Wound Care sector to be Driven by Innovations and Booming Investments
Date : Jun 04, 2018 Author : PMR Editorial Staff Category : Healthcare
Impressive Growth Projected for NPWT Devices & Dressings Market; Diabetes Prevalence Identified to be the Key Driver over 2017 - 2027
Negative Pressure Wound Therapy (NPWT) is a known to be a cardinal medical procedure for wound care- an increasingly complex clinical practice. Although the use of NPWT is well-proven in various research and clinical studies, its applications are mostly limited in chronic skin ulcers.
First-Of-Its-Kind: NPWT Device Used for a Finger
In a bid to explore application possibilities for joints and small areas, such as the fingers and to ease the subsequent congestion such as bullae formation, severe postoperative swelling, and partial necrosis-- often developed after transplantation of arterialized venous flaps for treating finger trauma, medical practitioners of the Department of Plastic and Reconstructive Surgery, Tokyo Women’s Medical University, applied single-use NPWT system to a wounded finger of which middle phalanx was fractured externally.
The practitioners used an arterialized venous flap for treating a soft tissue defect of the finger. As a result of the application of single-use NPWT system (PICO; Smith & Nephew, London, UK), the wound epithelialized in 2 months, no subsequent infection observed and congestion after the transplantation of an arterialized venous flap could be favourably managed. In addition, this NPWT device was easily used for the finger—an area difficult to perform conventional NPWT on with dressing.
According to a study, the NPWT devices and dressings market in China and India accounted for over 44% and 17% value share in the overall Asia Pacific market respectively, owing to the vast diabetic patient population. In terms of healthcare, the highest spending countries are Australia and Japan, followed by Singapore and China. With India and China having an elevated number of diabetic cases and in turn more consumption NPWT devices and dressings—both are slated for robust CAGRs of above 8 percent, followed by Japan, Australia and New Zealand that are estimated to be over 7% over the projection period.
Home Healthcare: Emerging End-User Segment for NPWT Applications
The wound care market mostly categorizes into acute and chronic wounds, is prominently driving the demand for NPWT devices and dressings. In addition to the increasing geriatric population, the chronic wound segment comprising of diabetic ulcers, venous ulcers, and pressure ulcers are the major factors for elevating this market.
Additionally, the home healthcare segment is the fastest growing end-user segment considering the ageing population and the rising incidence of chronic diseases. Single-use disposable and portable systems such as NPWT that are used in home care are also becoming popular owing to factors like increasing volume of surgical procedures and the need to control soaring healthcare costs.

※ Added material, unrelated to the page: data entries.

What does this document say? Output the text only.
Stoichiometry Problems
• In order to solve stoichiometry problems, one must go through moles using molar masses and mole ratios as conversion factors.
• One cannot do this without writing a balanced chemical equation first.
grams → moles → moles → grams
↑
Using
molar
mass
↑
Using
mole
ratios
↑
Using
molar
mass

Diabetic APAC: The Future Market for NPWT
According to the National Center for Biotechnology Information (NCBI), diabetes has reached epidemic levels in the Asia Pacific region, contributing to more than 60% of the world’s diabetic population, majorly in Japan, China, and India. Over the past two decades, the prevalence of T2DM has more than doubled amongst the Aboriginal Torres Strait Islander and Maori people in Australia and New Zealand respectively. This factor is the major reason for fueling the demand for NPWT devices and dressings within the Asia Pacific.
Innovation: The Driving Factor of Global Wound Care Sector
Currently, the chronic wound market is fragmented because of the many ways a typical wound can be treated, including active healing dressings, advanced passive dressings, NPWT and vacuum assisted-closure (V.A.C) therapy. Since the world is at the pinnacle of technology, the global wound care market, in the coming future, would be driven by investments and innovations. Since the global wound care market is a lucrative sector, new innovations and solutions would have to be cost-effective with high adoption rate.